By Charlie McKee
Climatologist David DuBois, PhD, of New Mexico State University had no good news for his Silver City audience regarding the drought conditions currently affecting the southwestern United States. In aligning current climactic conditions with historic global weather patterns over time, DuBois indicated that the drought being experienced in New Mexico and the southwestern region could be the beginning of a long-term (5-to-20 year) drought and high heat pattern.

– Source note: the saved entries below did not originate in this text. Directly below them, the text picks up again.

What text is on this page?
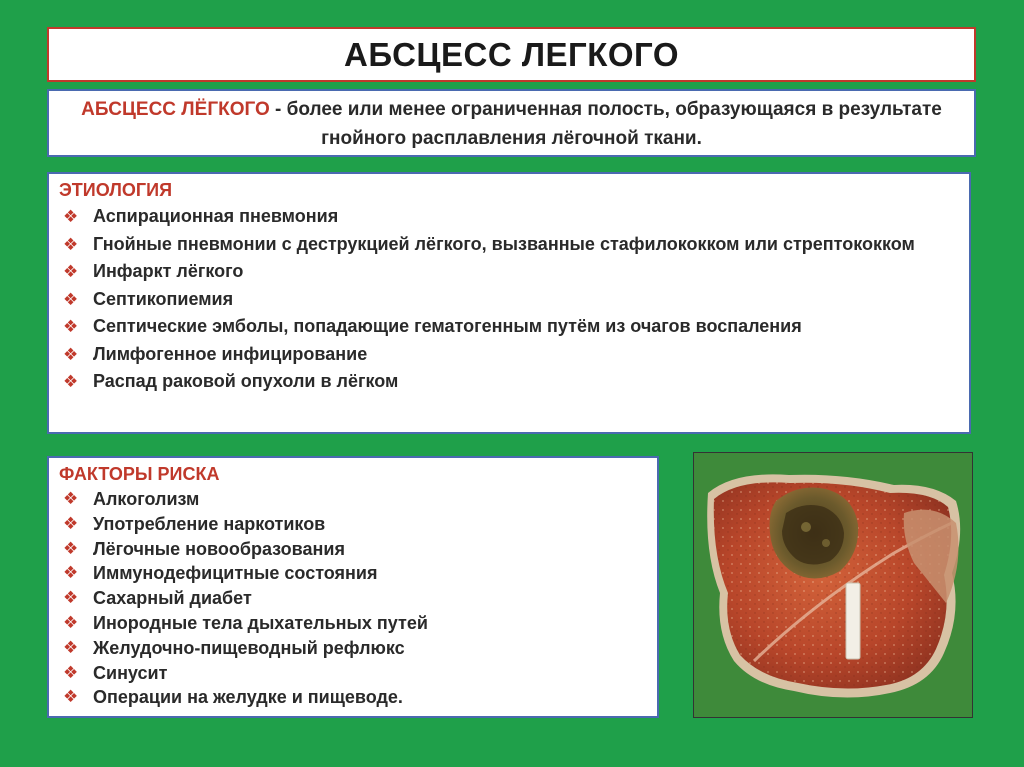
АБСЦЕСС ЛЕГКОГО
АБСЦЕСС ЛЁГКОГО - более или менее ограниченная полость, образующаяся в результате гнойного расплавления лёгочной ткани.
ЭТИОЛОГИЯ
❖ Аспирационная пневмония
❖ Гнойные пневмонии с деструкцией лёгкого, вызванные стафилококком или стрептококком
❖ Инфаркт лёгкого
❖ Септикопиемия
❖ Септические эмболы, попадающие гематогенным путём из очагов воспаления
❖ Лимфогенное инфицирование
❖ Распад раковой опухоли в лёгком
ФАКТОРЫ РИСКА
❖ Алкоголизм
❖ Употребление наркотиков
❖ Лёгочные новообразования
❖ Иммунодефицитные состояния
❖ Сахарный диабет
❖ Инородные тела дыхательных путей
❖ Желудочно-пищеводный рефлюкс
❖ Синусит
❖ Операции на желудке и пищеводе.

The public forum featuring DuBois was held Tuesday evening, Feb. 19, at WNMU's Global Resource Center auditorium and was the first of what is to be three such forums presented by the Town of Silver City's Office of Sustainability. The Office Director, Nick Sussillo, explained to the audience during his introduction of DuBois that these forums would provide a basis for research and interviews with the public to support the Office's preparation of its Sustainability Plan 2030. While this forum specifically addressed climate conditions in the local region, the future forums will address the following topics:
• April 10 – Public Health
• May 8 – Economic Resiliency
The purpose of the Sustainability Plan 2030, according to Sussillo, is three-pronged: to reduce vulnerability, build capability, and save money of the citizens of Silver City and Grant County through strengthening the local community, environment, and economy. The 25-member task force developing the plan is a collaboration of local public and private sector members and will focus on such threats as fire, grid failure, higher food costs, and pulmonary risk that are viewed as potential risks for the local geographic area over the next few decades due to climactic trends.

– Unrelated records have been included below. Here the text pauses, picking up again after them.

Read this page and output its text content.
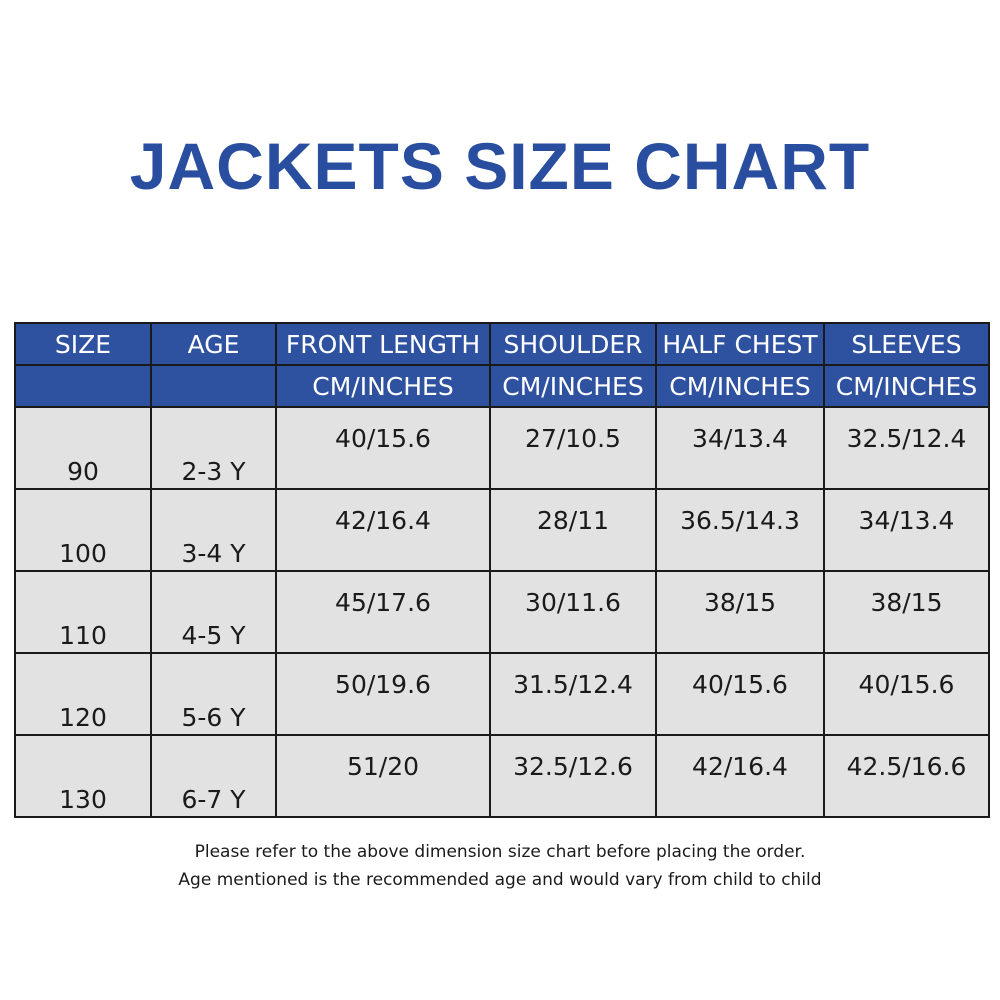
JACKETS SIZE CHART
SIZE	AGE	FRONT LENGTH	SHOULDER	HALF CHEST	SLEEVES
		CM/INCHES	CM/INCHES	CM/INCHES	CM/INCHES
90	2-3 Y	40/15.6	27/10.5	34/13.4	32.5/12.4
100	3-4 Y	42/16.4	28/11	36.5/14.3	34/13.4
110	4-5 Y	45/17.6	30/11.6	38/15	38/15
120	5-6 Y	50/19.6	31.5/12.4	40/15.6	40/15.6
130	6-7 Y	51/20	32.5/12.6	42/16.4	42.5/16.6
Please refer to the above dimension size chart before placing the order.
Age mentioned is the recommended age and would vary from child to child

DuBois's presentation focused on the current conditions in Climate Division 4 (CD4), a geographic area of similar weather encompassing mostly mountainous terrain with Silver City, NM at its southernmost tip and Grants, NM at its northernmost. In various graphical displays, DuBois demonstrated that 2012 was extreme and stands out uniquely in CD4 as both the warmest and driest year by considerable margin since 1895. In addition, the study of "streamflow," which includes snowpack and reservoir measurements, shows that New Mexico's snow levels and water reserves are dangerously low.
DuBois explained that his prediction that the current drought conditions will continue for some time is based upon a specific climate pattern, which indicates that CD4 is at the beinning of a very dry period. The pattern is comprised of a neutral period between El Niño and La Niña and a negative Atlantic Multi-Decadal Oscillation, a combination, which has shown in the past to result in extended drought.
DuBois urged the audience to participate in climate observation in our area, stating that cuts in federal funding have resulted in the necessity for volunteer citizens to become the weather observers of the future. (These cuts include the termination of continuous weather observation and recording at Fort Bayard from 1877 to 2012.) He encouraged participation in the Community Collaborative Rain Hail and Snow (CoCoRaHs) organization through which it is easy and inexpensive to become part of a North American volunteer weather reporting force. Additional information is available on the following websites: www.cocorahs.org; www.southernclimate.org; www.climas.arizona.edu; and www.weather.nmsu.edu.